Six stages, every select human-approved

01

Brief

Brand study from the live platform; tone pillars and a hard avoid-list set before any generation.

02

Refs

Product reference library built from catalog photography — colorways pixel-verified, geometry treated as law.

03

Lock

One hero frame iterated to approval, then locked as the composition reference for every frame after it.

04

Stills

Generated against the locks, zoom-QA’d per select; anything that doesn’t pass as real gets cut.

05

Motion

Micro-motion only — subjects frozen, environments alive. Identity refs ride along on every clip.

06

Edit

Cut grids built in code from each track’s measured BPM; one global grade across every select.

The calls that held it together

Composition Lock
One hero frame became law for all nine. The approved frame-one image was attached to every subsequent generation as a composition reference — camera angle, product scale, and stance had to match it exactly. When a graphic ground kept pulling the pose, the lock won, not the generation.
Character Canon
Identity locked once, then defended. Project B's character came from a single canonical face reference shot on mid-gray seamless — white backdrops bleed into final lighting and push skin toward plastic. Any identity marker that drifted between looks was cut from canon entirely rather than patched per frame.
Re-render vs. Edit
Two different tools for two different fixes. Image editing models anchor hard to their base image — reliable at removing elements and cleaning surfaces, resistant to repositioning anything. Strategy: re-render for layout changes, surgical edit for local fixes. Every select zoom-QA'd at full resolution; feed-size review misses seating and mount errors.
Hard Cuts Only
Generative transitions were tested and rejected. AI flash-swaps and morph transitions both read as AI — one felt wrong on the beat, the other hybridized mid-frame. Every cut in both films is a straight cut in the Remotion edit, with Project B's cuts landing mid-gesture.
Motion Fidelity
The canonical reference rides along on every clip. First motion pass showed face drift and AI skin: image-to-video only sees the plate, so identity drifts. The fix was reference-to-video at 1080p with the character canon attached to every generation — and the lesson that upscalers sharpen what's there, they don't fix it.

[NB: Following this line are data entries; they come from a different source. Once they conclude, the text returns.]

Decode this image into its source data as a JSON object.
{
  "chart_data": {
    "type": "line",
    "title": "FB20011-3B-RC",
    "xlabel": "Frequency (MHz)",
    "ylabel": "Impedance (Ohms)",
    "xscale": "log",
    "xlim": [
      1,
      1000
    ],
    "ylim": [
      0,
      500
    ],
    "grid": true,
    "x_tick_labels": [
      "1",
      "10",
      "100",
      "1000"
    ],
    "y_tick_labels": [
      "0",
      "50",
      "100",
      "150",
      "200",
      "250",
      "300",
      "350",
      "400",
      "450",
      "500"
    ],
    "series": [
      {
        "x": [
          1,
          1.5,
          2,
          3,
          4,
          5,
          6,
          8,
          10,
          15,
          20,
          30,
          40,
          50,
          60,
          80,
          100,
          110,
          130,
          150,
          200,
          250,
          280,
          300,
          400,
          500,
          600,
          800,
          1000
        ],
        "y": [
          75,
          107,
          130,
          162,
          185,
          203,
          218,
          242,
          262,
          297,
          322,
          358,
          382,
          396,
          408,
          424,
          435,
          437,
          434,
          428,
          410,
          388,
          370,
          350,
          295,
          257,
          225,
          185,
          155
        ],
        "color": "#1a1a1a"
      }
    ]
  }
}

Consistency is the product

Anyone can generate a good-looking AI image. The difference between a demo and a campaign is whether frame seven matches frame one — same camera, same colorway, same charms in the same holes. That takes reference discipline, a hard bar — every frame has to pass as real — and an art director willing to throw out good frames that don't match.

This project demonstrates a repeatable brief-to-campaign pipeline: brand study, reference locks, generation under constraint, zoom-level QA, and a code-driven edit — with a full generation log behind every select. The pipeline produced two campaigns for one brand. The process generalizes to any brand.